What Are Revenue Growth Metrics Telling Us About The Low P/S?
There's an inherent assumption that a company should underperform the industry for P/S ratios like ActBlue's to be considered reasonable.
Retrospectively, the last year delivered an exceptional 16% gain to the company's top line. Pleasingly, revenue has also lifted 34% in aggregate from three years ago, thanks to the last 12 months of growth. So we can start by confirming that the company has done a great job of growing revenue over that time.
Turning to the outlook, the next year should generate growth of 36% as estimated by the one analyst watching the company.

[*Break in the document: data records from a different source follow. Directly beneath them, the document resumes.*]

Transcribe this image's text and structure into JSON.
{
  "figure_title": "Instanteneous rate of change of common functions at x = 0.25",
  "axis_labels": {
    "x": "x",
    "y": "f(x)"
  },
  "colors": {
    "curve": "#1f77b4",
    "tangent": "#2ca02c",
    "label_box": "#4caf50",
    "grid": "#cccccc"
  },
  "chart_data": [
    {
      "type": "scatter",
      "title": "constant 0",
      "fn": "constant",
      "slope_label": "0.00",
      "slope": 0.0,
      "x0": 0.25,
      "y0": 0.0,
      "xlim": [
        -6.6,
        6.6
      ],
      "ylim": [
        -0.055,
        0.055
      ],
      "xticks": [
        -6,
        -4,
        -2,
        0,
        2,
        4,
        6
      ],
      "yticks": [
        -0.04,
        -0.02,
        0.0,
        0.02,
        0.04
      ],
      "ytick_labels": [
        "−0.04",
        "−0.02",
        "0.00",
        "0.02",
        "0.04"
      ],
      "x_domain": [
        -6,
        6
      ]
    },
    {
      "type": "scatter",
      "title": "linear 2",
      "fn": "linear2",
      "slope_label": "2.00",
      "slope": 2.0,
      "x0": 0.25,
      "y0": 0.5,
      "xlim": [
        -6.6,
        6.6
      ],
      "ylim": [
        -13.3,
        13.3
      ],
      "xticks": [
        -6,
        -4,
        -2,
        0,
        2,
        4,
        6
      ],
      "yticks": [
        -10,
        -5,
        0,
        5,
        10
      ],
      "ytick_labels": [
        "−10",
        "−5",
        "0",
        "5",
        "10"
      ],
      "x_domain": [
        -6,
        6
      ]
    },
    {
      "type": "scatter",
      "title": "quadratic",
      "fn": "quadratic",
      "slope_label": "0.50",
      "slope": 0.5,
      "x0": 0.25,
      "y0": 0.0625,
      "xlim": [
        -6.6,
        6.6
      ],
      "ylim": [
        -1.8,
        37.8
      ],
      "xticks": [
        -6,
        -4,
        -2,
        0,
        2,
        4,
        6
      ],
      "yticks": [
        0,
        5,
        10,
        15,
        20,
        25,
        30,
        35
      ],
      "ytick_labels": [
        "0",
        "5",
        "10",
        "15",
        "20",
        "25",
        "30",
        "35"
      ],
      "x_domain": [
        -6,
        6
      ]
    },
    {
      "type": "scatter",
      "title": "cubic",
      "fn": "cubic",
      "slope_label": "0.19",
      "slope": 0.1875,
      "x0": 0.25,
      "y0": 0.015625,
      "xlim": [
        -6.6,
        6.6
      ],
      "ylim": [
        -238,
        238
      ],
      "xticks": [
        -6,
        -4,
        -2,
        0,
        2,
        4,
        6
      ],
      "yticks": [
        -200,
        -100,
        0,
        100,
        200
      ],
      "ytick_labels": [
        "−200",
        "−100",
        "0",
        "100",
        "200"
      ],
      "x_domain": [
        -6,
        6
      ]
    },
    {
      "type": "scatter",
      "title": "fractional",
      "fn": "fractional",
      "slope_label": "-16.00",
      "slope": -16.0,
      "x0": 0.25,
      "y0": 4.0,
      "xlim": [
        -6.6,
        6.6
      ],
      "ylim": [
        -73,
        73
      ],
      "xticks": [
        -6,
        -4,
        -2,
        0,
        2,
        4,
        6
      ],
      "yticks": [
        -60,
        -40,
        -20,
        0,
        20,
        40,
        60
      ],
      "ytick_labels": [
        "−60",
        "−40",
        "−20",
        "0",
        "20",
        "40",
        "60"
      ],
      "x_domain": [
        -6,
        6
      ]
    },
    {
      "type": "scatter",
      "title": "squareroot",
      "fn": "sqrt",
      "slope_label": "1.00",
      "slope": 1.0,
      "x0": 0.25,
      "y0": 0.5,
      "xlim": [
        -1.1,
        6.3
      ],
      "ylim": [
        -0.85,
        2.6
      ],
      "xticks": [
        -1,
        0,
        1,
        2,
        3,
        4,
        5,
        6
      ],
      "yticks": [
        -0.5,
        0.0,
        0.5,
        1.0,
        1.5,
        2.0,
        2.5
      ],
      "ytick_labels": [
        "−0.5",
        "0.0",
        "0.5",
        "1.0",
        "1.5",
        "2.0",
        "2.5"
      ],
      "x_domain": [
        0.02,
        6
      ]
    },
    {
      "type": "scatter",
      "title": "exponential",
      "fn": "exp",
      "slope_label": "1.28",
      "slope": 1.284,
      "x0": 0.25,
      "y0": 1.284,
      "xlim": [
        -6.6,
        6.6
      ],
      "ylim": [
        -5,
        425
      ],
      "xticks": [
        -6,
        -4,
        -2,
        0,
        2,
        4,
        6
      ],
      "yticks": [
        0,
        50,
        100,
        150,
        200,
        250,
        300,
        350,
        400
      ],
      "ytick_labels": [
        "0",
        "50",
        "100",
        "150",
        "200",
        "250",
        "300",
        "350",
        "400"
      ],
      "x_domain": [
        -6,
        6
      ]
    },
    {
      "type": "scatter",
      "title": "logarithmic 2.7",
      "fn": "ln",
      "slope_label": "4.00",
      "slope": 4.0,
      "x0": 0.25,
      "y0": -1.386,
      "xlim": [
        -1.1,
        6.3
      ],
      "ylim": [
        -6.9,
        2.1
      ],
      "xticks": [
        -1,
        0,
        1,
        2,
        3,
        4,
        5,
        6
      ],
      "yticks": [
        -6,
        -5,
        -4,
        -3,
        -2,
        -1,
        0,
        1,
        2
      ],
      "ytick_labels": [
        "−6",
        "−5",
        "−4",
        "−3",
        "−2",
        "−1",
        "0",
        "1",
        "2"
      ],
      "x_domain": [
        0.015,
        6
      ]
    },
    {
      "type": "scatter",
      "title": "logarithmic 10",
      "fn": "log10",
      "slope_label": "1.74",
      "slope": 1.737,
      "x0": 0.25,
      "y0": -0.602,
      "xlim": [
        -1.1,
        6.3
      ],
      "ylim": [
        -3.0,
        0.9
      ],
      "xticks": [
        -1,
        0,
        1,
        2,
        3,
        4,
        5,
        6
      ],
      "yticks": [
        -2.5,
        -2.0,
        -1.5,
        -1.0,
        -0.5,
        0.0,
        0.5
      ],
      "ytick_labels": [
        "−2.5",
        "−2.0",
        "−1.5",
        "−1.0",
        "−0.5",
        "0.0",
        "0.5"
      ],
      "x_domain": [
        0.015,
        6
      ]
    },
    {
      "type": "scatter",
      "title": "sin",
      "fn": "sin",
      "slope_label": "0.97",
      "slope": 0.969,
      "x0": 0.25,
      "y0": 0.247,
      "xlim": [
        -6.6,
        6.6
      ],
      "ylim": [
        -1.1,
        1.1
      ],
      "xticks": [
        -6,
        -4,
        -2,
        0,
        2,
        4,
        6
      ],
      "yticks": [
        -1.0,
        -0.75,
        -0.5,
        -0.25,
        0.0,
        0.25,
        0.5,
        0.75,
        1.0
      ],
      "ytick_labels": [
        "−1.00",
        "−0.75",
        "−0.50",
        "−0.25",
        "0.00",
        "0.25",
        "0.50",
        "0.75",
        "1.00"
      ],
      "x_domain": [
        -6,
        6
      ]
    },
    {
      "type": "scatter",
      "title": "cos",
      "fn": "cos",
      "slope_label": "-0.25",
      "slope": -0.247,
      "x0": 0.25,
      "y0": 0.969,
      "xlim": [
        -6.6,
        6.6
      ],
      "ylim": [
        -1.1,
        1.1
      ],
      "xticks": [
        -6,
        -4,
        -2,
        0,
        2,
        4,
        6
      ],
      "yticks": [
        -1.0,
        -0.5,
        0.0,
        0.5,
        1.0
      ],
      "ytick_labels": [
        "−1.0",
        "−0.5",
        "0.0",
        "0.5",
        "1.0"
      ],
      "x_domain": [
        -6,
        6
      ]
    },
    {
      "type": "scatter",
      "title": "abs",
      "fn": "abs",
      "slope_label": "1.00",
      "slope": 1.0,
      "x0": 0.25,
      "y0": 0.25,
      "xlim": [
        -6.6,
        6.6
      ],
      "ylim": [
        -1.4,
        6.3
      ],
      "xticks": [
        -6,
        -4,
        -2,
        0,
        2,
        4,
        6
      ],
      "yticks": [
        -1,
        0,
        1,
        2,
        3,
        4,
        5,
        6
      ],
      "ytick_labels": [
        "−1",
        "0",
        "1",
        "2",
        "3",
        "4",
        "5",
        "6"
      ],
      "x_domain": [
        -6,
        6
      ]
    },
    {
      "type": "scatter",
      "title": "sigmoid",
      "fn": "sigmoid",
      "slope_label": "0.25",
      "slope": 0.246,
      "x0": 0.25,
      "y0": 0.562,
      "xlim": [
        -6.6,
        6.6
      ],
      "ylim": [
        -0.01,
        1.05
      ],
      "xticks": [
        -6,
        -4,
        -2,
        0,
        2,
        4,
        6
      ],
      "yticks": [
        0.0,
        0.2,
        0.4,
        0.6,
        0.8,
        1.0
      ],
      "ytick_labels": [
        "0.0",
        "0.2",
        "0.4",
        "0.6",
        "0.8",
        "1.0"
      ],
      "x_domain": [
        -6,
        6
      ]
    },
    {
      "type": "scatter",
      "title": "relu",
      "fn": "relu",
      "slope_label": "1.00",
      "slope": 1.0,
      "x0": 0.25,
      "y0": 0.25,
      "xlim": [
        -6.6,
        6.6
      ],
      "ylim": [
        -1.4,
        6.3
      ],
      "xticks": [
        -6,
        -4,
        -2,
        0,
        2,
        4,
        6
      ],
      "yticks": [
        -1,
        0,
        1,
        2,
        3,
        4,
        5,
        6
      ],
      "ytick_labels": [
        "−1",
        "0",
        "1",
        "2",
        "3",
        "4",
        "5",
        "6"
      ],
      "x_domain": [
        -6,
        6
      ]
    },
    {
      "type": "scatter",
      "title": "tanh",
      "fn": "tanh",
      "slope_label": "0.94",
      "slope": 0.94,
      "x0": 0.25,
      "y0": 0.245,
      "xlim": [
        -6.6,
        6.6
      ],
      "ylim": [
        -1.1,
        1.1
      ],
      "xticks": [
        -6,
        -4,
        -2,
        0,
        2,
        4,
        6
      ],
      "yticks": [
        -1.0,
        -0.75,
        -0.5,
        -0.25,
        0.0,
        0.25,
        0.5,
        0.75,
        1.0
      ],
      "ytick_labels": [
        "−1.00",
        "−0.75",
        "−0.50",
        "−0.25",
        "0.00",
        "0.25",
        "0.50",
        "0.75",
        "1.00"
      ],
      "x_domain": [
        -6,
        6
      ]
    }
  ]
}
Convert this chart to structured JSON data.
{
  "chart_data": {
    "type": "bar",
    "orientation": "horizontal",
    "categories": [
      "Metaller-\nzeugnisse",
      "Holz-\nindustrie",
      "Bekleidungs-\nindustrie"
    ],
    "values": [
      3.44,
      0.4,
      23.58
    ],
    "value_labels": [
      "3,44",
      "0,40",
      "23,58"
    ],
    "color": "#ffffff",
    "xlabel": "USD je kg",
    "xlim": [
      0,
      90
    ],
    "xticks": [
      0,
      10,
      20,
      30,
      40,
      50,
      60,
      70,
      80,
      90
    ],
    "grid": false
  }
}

That's shaping up to be materially higher than the 23% growth forecast for the broader industry.
With this in consideration, we find it intriguing that ActBlue's P/S sits behind most of its industry peers. Apparently some shareholders are doubtful of the forecasts and have been accepting significantly lower selling prices.
The Key Takeaway
ActBlue's stock price has surged recently, but its but its P/S still remains modest. We'd say the price-to-sales ratio's power isn't primarily as a valuation instrument but rather to gauge current investor sentiment and future expectations.
To us, it seems ActBlue currently trades on a significantly depressed P/S given its forecasted revenue growth is higher than the rest of its industry. The reason for this depressed P/S could potentially be found in the risks the market is pricing in. While the possibility of the share price plunging seems unlikely due to the high growth forecasted for the company, the market does appear to have some hesitation.
It's always necessary to consider the ever-present spectre of investment risk. We've identified 1 warning sign with ActBlue, and understanding should be part of your investment process.
If strong companies turning a profit tickle your fancy, then you'll want to check out this free list of interesting companies that trade on a low P/E (but have proven they can grow earnings).